Let's suppose that array B is made from array A by concatenating it with itself n times (example: A=[1,2,3], n=3, B=[1,2,3,1,2,3,1,2,3]) What is an efficient algorithm to find A by given B (we don't know n)? UPD we search for smallest A (when B=[1,2,1,2,1,2,1,2], A = [1,2], not [1,2,1,2])

CodePudding user response：

Assuming that [1,2,1,2,1,2,1,2] means n is 4 and not 2, for example. In other words, you're assuming the smallest such sublist, A. Otherwise, there could be multiple solutions.

1. Enumerate the unique integer divisors of the length of B (including 1). These would be the only valid candidates for n.

2. For each divisor, starting with the smallest, consider it as a candidate value for n:

   a. Take the first len(B)/n elements of B and start checking whether it is a sublist that repeats through B (I'll assume you can figure out an efficient way of doing this. I can add a suggestion if you need it.)

   b. If n works (you get to the end of B and everything matched), then you're done, otherwise, try the next divisor

CodePudding user response：

You could basically find the longest prefix in B that is also a suffix. You can derive the table from the steps involved in KMP pattern matching algorithm.

Note that there could be multiple correct solutions.(say 1,2,1,2,1,2,1,2 could have A as 1,2,1,2 or 1,2.

Once found, you will need to rerun the match against the slices of B just to make sure the whole array B matches the repeating pattern.

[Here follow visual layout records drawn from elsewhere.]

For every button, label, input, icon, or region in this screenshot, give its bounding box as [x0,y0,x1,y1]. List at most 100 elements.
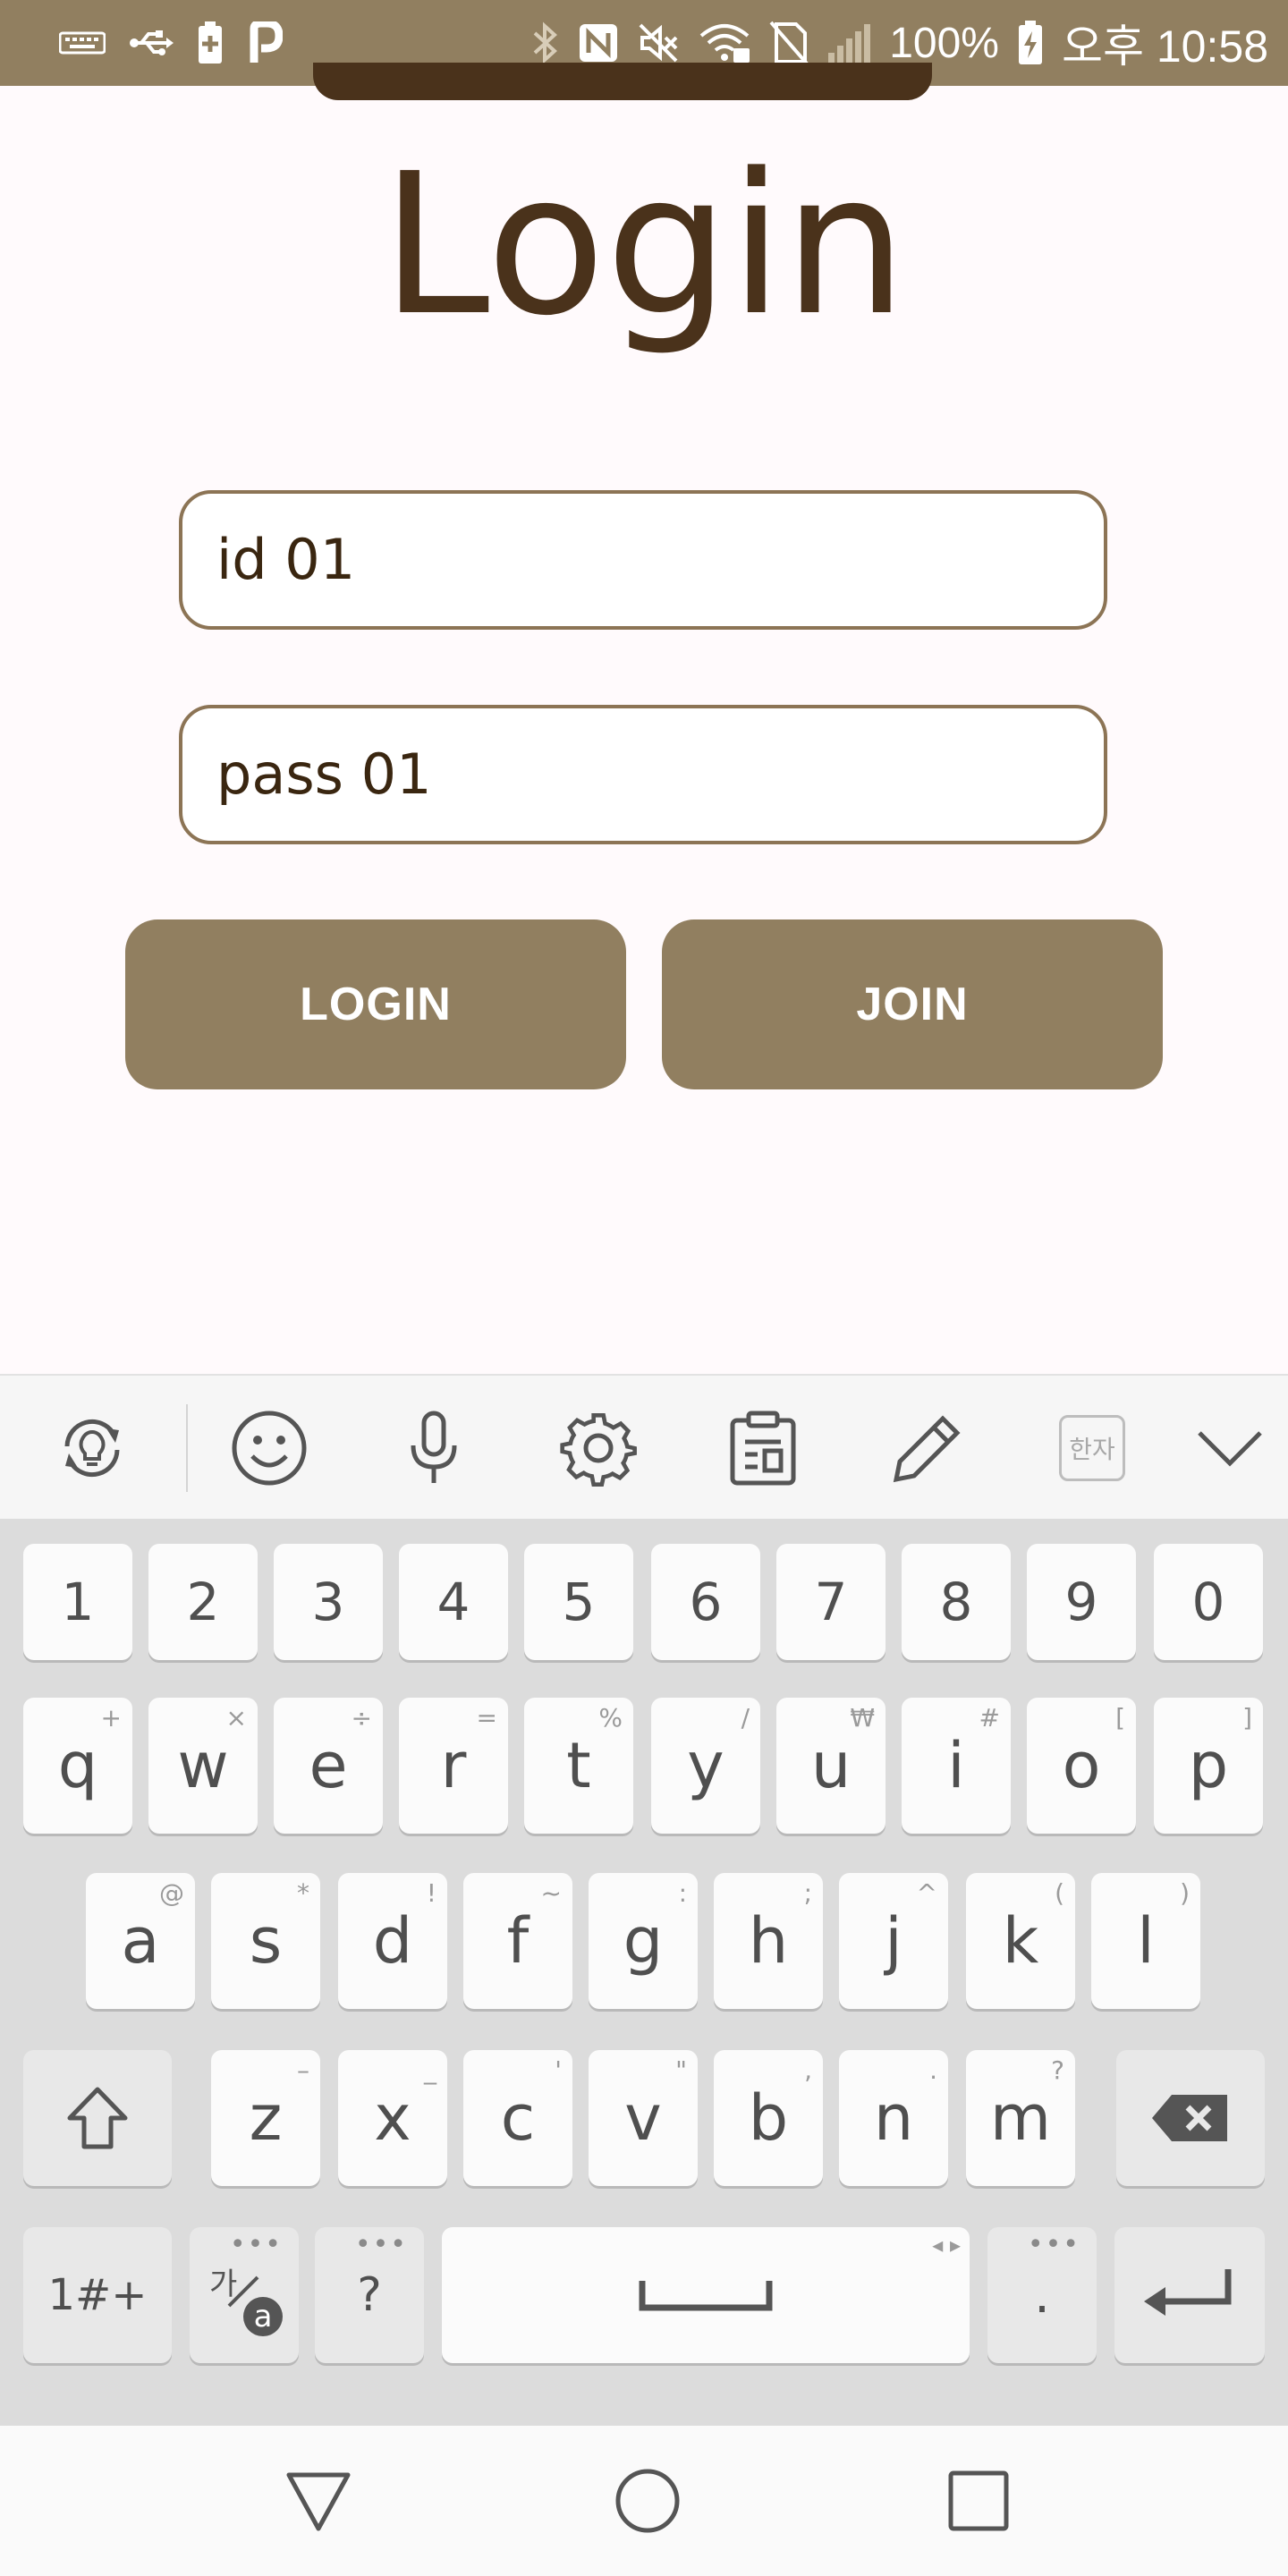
join-button[interactable]: JOIN [662,919,1163,1089]
idea-refresh-icon[interactable] [52,1408,132,1488]
more-dots: ••• [354,2229,408,2260]
charging-battery-icon [1017,21,1044,65]
key-label: b [748,2081,789,2155]
key-label: x [374,2081,411,2155]
key-hint: ' [555,2055,562,2085]
id-input[interactable]: id 01 [179,490,1107,630]
key-z[interactable]: z – [211,2050,320,2186]
signal-icon [826,22,871,64]
key-label: g [623,1904,664,1978]
login-button[interactable]: LOGIN [125,919,626,1089]
key-0[interactable]: 0 [1154,1544,1263,1660]
key-e[interactable]: e ÷ [274,1698,383,1834]
key-k[interactable]: k( [966,1873,1075,2009]
key-y[interactable]: y / [651,1698,760,1834]
key-r[interactable]: r = [399,1698,508,1834]
emoji-icon[interactable] [229,1408,309,1488]
key-b[interactable]: b, [714,2050,823,2186]
period-key[interactable]: ••• . [987,2227,1097,2363]
key-hint: / [741,1703,750,1733]
key-hint: # [979,1703,1000,1733]
key-label: d [372,1904,413,1978]
key-d[interactable]: d! [338,1873,447,2009]
backspace-key[interactable] [1116,2050,1265,2186]
key-label: k [1002,1904,1039,1978]
shift-icon [67,2087,128,2149]
key-h[interactable]: h; [714,1873,823,2009]
key-3[interactable]: 3 [274,1544,383,1660]
key-2[interactable]: 2 [148,1544,258,1660]
settings-icon[interactable] [558,1408,639,1488]
key-label: t [566,1729,591,1802]
key-7[interactable]: 7 [776,1544,886,1660]
more-dots: ••• [1027,2229,1080,2260]
key-w[interactable]: w × [148,1698,258,1834]
key-l[interactable]: l) [1091,1873,1200,2009]
key-n[interactable]: n. [839,2050,948,2186]
hanja-label: 한자 [1059,1415,1125,1481]
key-label: r [440,1729,467,1802]
key-a[interactable]: a @ [86,1873,195,2009]
question-key[interactable]: ••• ? [315,2227,424,2363]
clipboard-icon[interactable] [723,1408,803,1488]
key-label: c [500,2081,536,2155]
key-hint: [ [1115,1703,1125,1733]
space-arrows: ◂ ▸ [932,2233,961,2258]
page-title: Login [380,132,908,359]
key-label: h [748,1904,789,1978]
key-t[interactable]: t% [524,1698,633,1834]
key-f[interactable]: f ~ [463,1873,572,2009]
key-label: z [249,2081,283,2155]
key-5[interactable]: 5 [524,1544,633,1660]
navigation-bar [0,2426,1288,2576]
usb-icon [129,25,174,61]
language-label-bottom: a [243,2297,283,2336]
home-icon[interactable] [612,2465,683,2537]
key-hint: + [100,1703,122,1733]
key-label: y [687,1729,724,1802]
key-c[interactable]: c ' [463,2050,572,2186]
key-x[interactable]: x _ [338,2050,447,2186]
key-q[interactable]: q + [23,1698,132,1834]
password-input[interactable]: pass 01 [179,705,1107,844]
key-i[interactable]: i # [902,1698,1011,1834]
recents-icon[interactable] [943,2465,1014,2537]
key-label: i [947,1729,965,1802]
keyboard-icon [59,30,106,56]
more-dots: ••• [229,2229,283,2260]
key-9[interactable]: 9 [1027,1544,1136,1660]
key-4[interactable]: 4 [399,1544,508,1660]
key-label: q [57,1729,98,1802]
key-label: n [873,2081,914,2155]
key-hint: ÷ [351,1703,372,1733]
shift-key[interactable] [23,2050,172,2186]
key-j[interactable]: j ^ [839,1873,948,2009]
key-hint: % [598,1703,623,1733]
key-hint: ) [1180,1878,1190,1908]
key-6[interactable]: 6 [651,1544,760,1660]
key-hint: . [929,2055,937,2085]
key-s[interactable]: s * [211,1873,320,2009]
key-g[interactable]: g: [589,1873,698,2009]
status-left-icons [59,20,283,66]
collapse-icon[interactable] [1190,1408,1270,1488]
hanja-icon[interactable]: 한자 [1052,1408,1132,1488]
key-p[interactable]: p] [1154,1698,1263,1834]
key-8[interactable]: 8 [902,1544,1011,1660]
pencil-icon[interactable] [887,1408,968,1488]
key-v[interactable]: v " [589,2050,698,2186]
key-label: l [1137,1904,1155,1978]
key-o[interactable]: o[ [1027,1698,1136,1834]
back-icon[interactable] [283,2465,354,2537]
key-1[interactable]: 1 [23,1544,132,1660]
key-hint: @ [159,1878,184,1908]
language-key[interactable]: ••• 가 a [190,2227,299,2363]
key-m[interactable]: m? [966,2050,1075,2186]
space-key[interactable]: ◂ ▸ [442,2227,970,2363]
key-hint: * [297,1878,309,1908]
symbols-key[interactable]: 1#+ [23,2227,172,2363]
key-u[interactable]: u ₩ [776,1698,886,1834]
microphone-icon[interactable] [394,1408,474,1488]
enter-key[interactable] [1114,2227,1265,2363]
battery-percent: 100% [889,19,999,67]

This is necessary since there could be edge cases such as 1,2,1,2,3,4,1,2,1,2 which has 1,2,1,2 as the longest prefix that is also a suffix but it isn't a continuous repetition of A.

If the obtained length doesn't divide the length of B evenly, you will need to decrease the length evenly(as in factor wise) each time to see which one matches. (Example case: 1,2,1,2,1,2).